Os maquinistas da empresa que opera nos concelhos de Almada e Seixal defendem a negociação do acordo de empresa de modo a terem o pagamento de subsídios de transporte e de refeição, reclamam alterações nas escalas de serviço e reivindicam melhores condições de segurança.

António Medeiros referiu que o sindicato representa cerca de 70% dos maquinistas da empresa, referindo que espera uma adesão total dos seus associados.

"Não conseguimos negociar com a administração do metro, daí que as formas de luta continuem. A solução passa por um equilíbrio entre os interesses da administração e os interesses dos trabalhadores", explicou.

Os maquinistas estão também em greve nas horas extraordinárias até ao final do mês.

A administração do Metro Transportes do Sul reafirmou, contudo, que tem "cumprido todos os trâmites a que está legalmente obrigada no âmbito do processo de negociação do acordo empresa".

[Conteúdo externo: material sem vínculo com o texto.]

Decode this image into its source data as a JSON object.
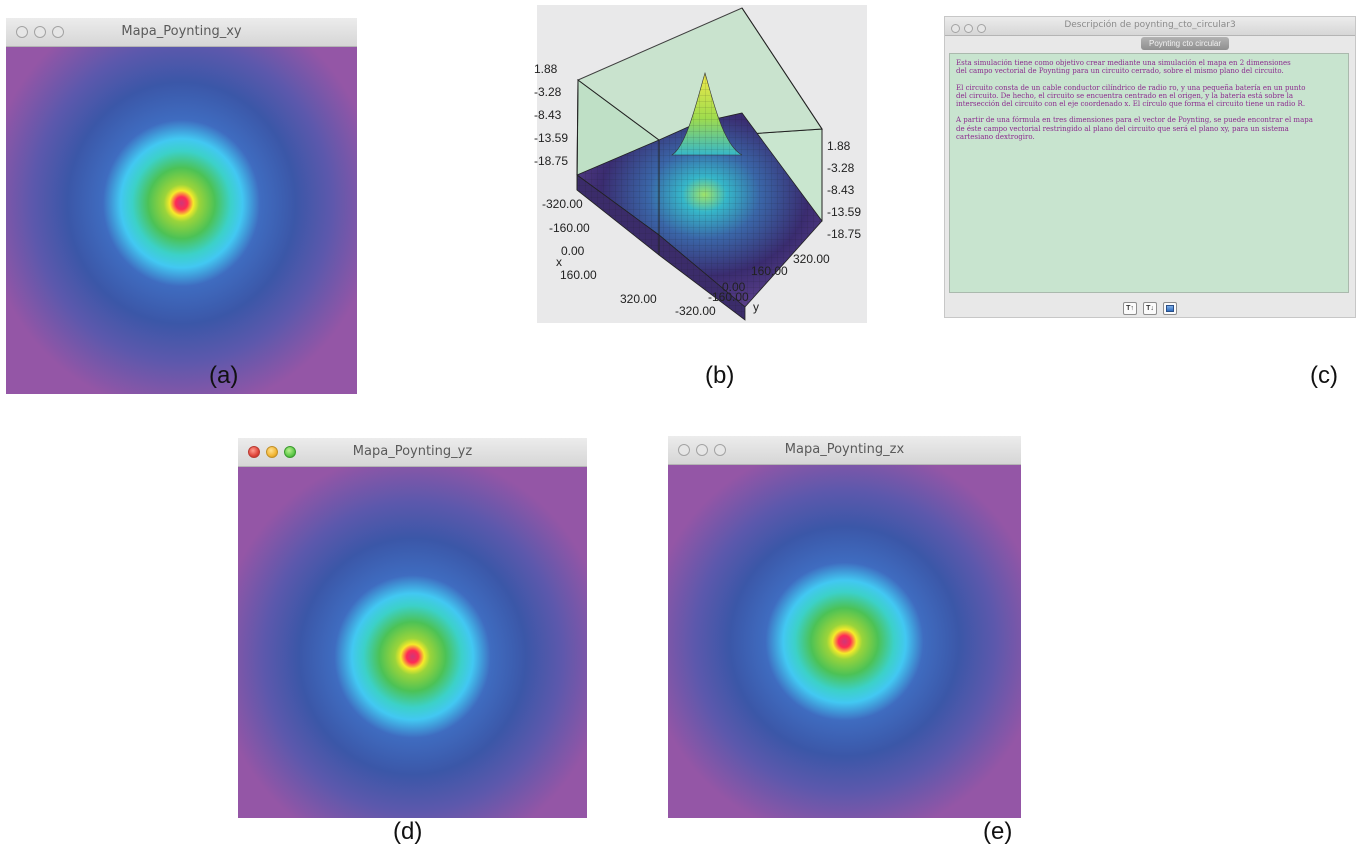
{
  "windows": {
    "xy": {
      "title": "Mapa_Poynting_xy",
      "caption": "(a)"
    },
    "yz": {
      "title": "Mapa_Poynting_yz",
      "caption": "(d)"
    },
    "zx": {
      "title": "Mapa_Poynting_zx",
      "caption": "(e)"
    }
  },
  "plot3d": {
    "caption": "(b)",
    "z_ticks_left": [
      "1.88",
      "-3.28",
      "-8.43",
      "-13.59",
      "-18.75"
    ],
    "z_ticks_right": [
      "1.88",
      "-3.28",
      "-8.43",
      "-13.59",
      "-18.75"
    ],
    "x_ticks": [
      "-320.00",
      "-160.00",
      "0.00",
      "160.00",
      "320.00"
    ],
    "x_label": "x",
    "y_ticks": [
      "320.00",
      "160.00",
      "0.00",
      "-160.00",
      "-320.00"
    ],
    "y_label": "y",
    "colors": {
      "peak": "#f0e84a",
      "mid": "#3bb8d0",
      "base": "#3a2c70",
      "box": "#bfe0c6"
    }
  },
  "description": {
    "caption": "(c)",
    "title": "Descripción de poynting_cto_circular3",
    "tab": "Poynting cto circular",
    "paragraphs": [
      "Esta simulación tiene como objetivo crear mediante una simulación el mapa en 2 dimensiones\ndel campo vectorial de Poynting para un circuito cerrado, sobre el mismo plano del circuito.",
      "El circuito consta de un cable conductor cilíndrico de radio ro, y una pequeña batería en un punto\ndel circuito. De hecho, el circuito se encuentra centrado en el origen, y la batería está sobre la\nintersección del circuito con el eje coordenado x. El círculo que forma el circuito tiene un radio R.",
      "A partir de una fórmula en tres dimensiones para el vector de Poynting, se puede encontrar el mapa\nde éste campo vectorial restringido al plano del circuito que será el plano xy, para un sistema\ncartesiano dextrogiro."
    ],
    "toolbar": {
      "font_up": "T↑",
      "font_down": "T↓",
      "window_icon": "window-icon"
    }
  },
  "colors": {
    "heat_center": "#cf3778",
    "heat_yellow": "#f6ea2a",
    "heat_green": "#4cc256",
    "heat_cyan": "#42c8f2",
    "heat_blue": "#3b57a8",
    "heat_edge": "#9456a6",
    "desc_bg": "#c8e4cf",
    "desc_text": "#8b2c8e"
  }
}
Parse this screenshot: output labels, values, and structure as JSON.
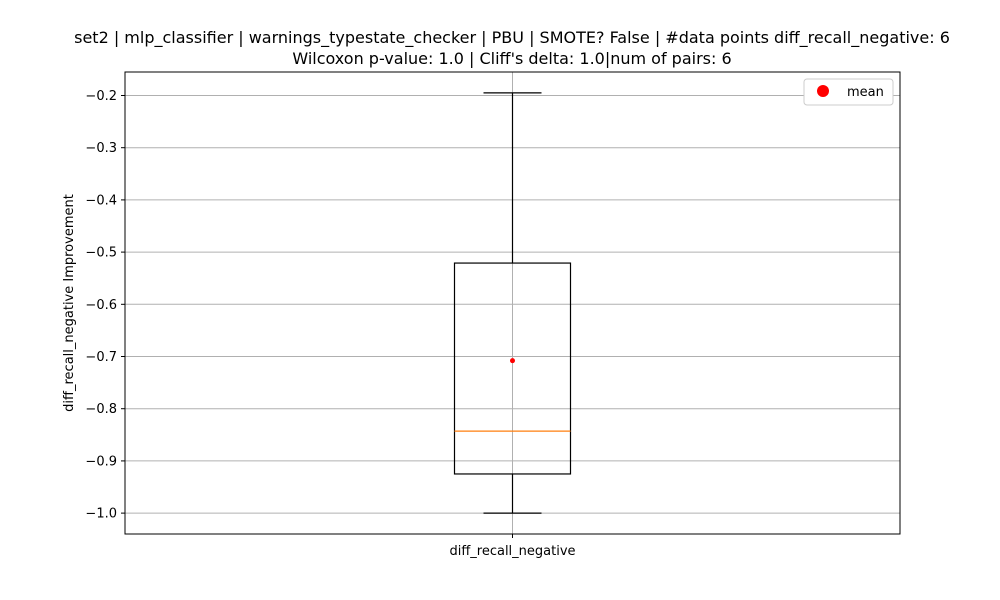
{
  "chart_data": {
    "type": "box",
    "title_line1": "set2 | mlp_classifier | warnings_typestate_checker | PBU | SMOTE? False | #data points diff_recall_negative: 6",
    "title_line2": "Wilcoxon p-value: 1.0 | Cliff's delta: 1.0|num of pairs: 6",
    "xlabel": "",
    "ylabel": "diff_recall_negative Improvement",
    "categories": [
      "diff_recall_negative"
    ],
    "ylim": [
      -1.04,
      -0.155
    ],
    "yticks": [
      -0.2,
      -0.3,
      -0.4,
      -0.5,
      -0.6,
      -0.7,
      -0.8,
      -0.9,
      -1.0
    ],
    "ytick_labels": [
      "−0.2",
      "−0.3",
      "−0.4",
      "−0.5",
      "−0.6",
      "−0.7",
      "−0.8",
      "−0.9",
      "−1.0"
    ],
    "grid": true,
    "box": {
      "whisker_low": -1.0,
      "q1": -0.925,
      "median": -0.843,
      "q3": -0.521,
      "whisker_high": -0.195,
      "mean": -0.708
    },
    "legend": {
      "position": "top-right",
      "entries": [
        {
          "label": "mean",
          "marker": "circle"
        }
      ]
    },
    "colors": {
      "median": "#ff7f0e",
      "mean": "#ff0000",
      "grid": "#b0b0b0",
      "box": "#000000"
    }
  }
}
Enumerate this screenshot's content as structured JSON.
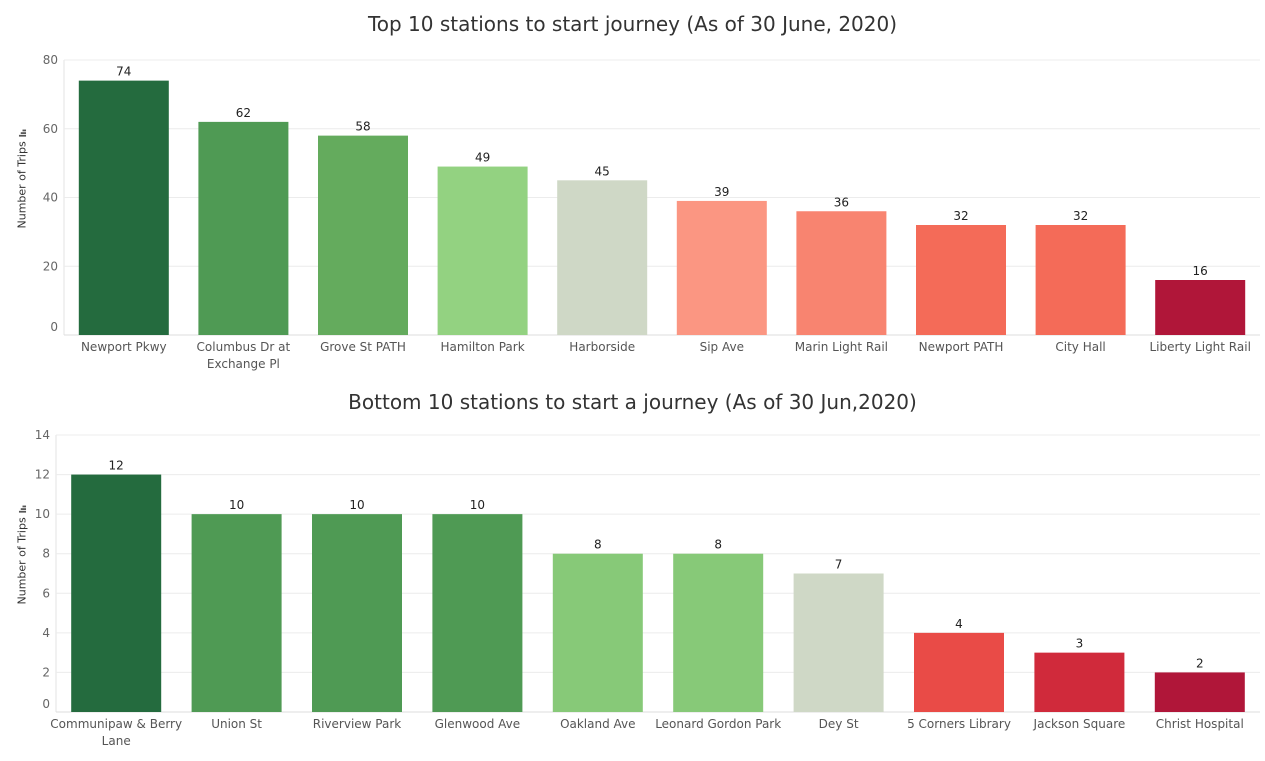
{
  "chart_data": [
    {
      "type": "bar",
      "title": "Top 10 stations to start journey (As of 30 June, 2020)",
      "xlabel": "",
      "ylabel": "Number of Trips",
      "ylim": [
        0,
        80
      ],
      "yticks": [
        0,
        20,
        40,
        60,
        80
      ],
      "grid": true,
      "categories": [
        "Newport Pkwy",
        "Columbus Dr at Exchange Pl",
        "Grove St PATH",
        "Hamilton Park",
        "Harborside",
        "Sip Ave",
        "Marin Light Rail",
        "Newport PATH",
        "City Hall",
        "Liberty Light Rail"
      ],
      "values": [
        74,
        62,
        58,
        49,
        45,
        39,
        36,
        32,
        32,
        16
      ],
      "colors": [
        "#246b3e",
        "#4f9a54",
        "#64ab5d",
        "#93d281",
        "#cfd8c6",
        "#fb9682",
        "#f88470",
        "#f46b58",
        "#f46b58",
        "#b01639"
      ],
      "sort_icon": "sort-descending-icon"
    },
    {
      "type": "bar",
      "title": "Bottom 10 stations to start a journey (As of 30 Jun,2020)",
      "xlabel": "",
      "ylabel": "Number of Trips",
      "ylim": [
        0,
        14
      ],
      "yticks": [
        0,
        2,
        4,
        6,
        8,
        10,
        12,
        14
      ],
      "grid": true,
      "categories": [
        "Communipaw & Berry Lane",
        "Union St",
        "Riverview Park",
        "Glenwood Ave",
        "Oakland Ave",
        "Leonard Gordon Park",
        "Dey St",
        "5 Corners Library",
        "Jackson Square",
        "Christ Hospital"
      ],
      "values": [
        12,
        10,
        10,
        10,
        8,
        8,
        7,
        4,
        3,
        2
      ],
      "colors": [
        "#246b3e",
        "#4f9a54",
        "#4f9a54",
        "#4f9a54",
        "#87c978",
        "#87c978",
        "#cfd8c6",
        "#e94b47",
        "#d02a3b",
        "#b01639"
      ],
      "sort_icon": "sort-descending-icon"
    }
  ]
}
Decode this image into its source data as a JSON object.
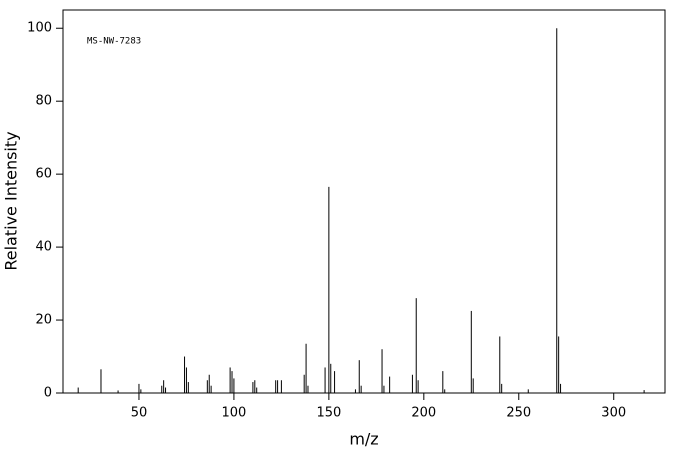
{
  "chart_data": {
    "type": "stem",
    "annotation": "MS-NW-7283",
    "x_label": "m/z",
    "y_label": "Relative Intensity",
    "color": "#000000",
    "x": [
      18,
      30,
      39,
      50,
      51,
      62,
      63,
      64,
      74,
      75,
      76,
      86,
      87,
      88,
      98,
      99,
      100,
      110,
      111,
      112,
      122,
      123,
      125,
      137,
      138,
      139,
      148,
      150,
      151,
      153,
      164,
      166,
      167,
      178,
      179,
      182,
      194,
      196,
      197,
      210,
      211,
      225,
      226,
      240,
      241,
      255,
      270,
      271,
      272,
      316
    ],
    "values": [
      1.5,
      6.5,
      0.7,
      2.5,
      1,
      2,
      3.5,
      1.5,
      10,
      7,
      3,
      3.5,
      5,
      2,
      7,
      6,
      4,
      3,
      3.5,
      1.5,
      3.5,
      3.5,
      3.5,
      5,
      13.5,
      2,
      7,
      56.5,
      8,
      6,
      1,
      9,
      2,
      12,
      2,
      4.5,
      5,
      26,
      3.5,
      6,
      1,
      22.5,
      4,
      15.5,
      2.5,
      1,
      100,
      15.5,
      2.5,
      0.8
    ],
    "xlim": [
      10,
      327
    ],
    "ylim": [
      0,
      105
    ],
    "xticks": [
      50,
      100,
      150,
      200,
      250,
      300
    ],
    "yticks": [
      0,
      20,
      40,
      60,
      80,
      100
    ]
  }
}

"A MTS não só está de acordo com a existência de um subsídio de transporte e de escalas para os trabalhadores, como foi a própria a propor a sua existência. Repudiamos todas e quaisquer críticas do sindicato acerca das condições de trabalho ou segurança dos trabalhadores, tratando-se de um tema para o qual a MTS é particularmente sensível", refere a administração numa nota enviado à Lusa.

A empresa assegura que vai tomar as medidas necessárias no sentido de "minimizar qualquer impacto que a greve possa causar".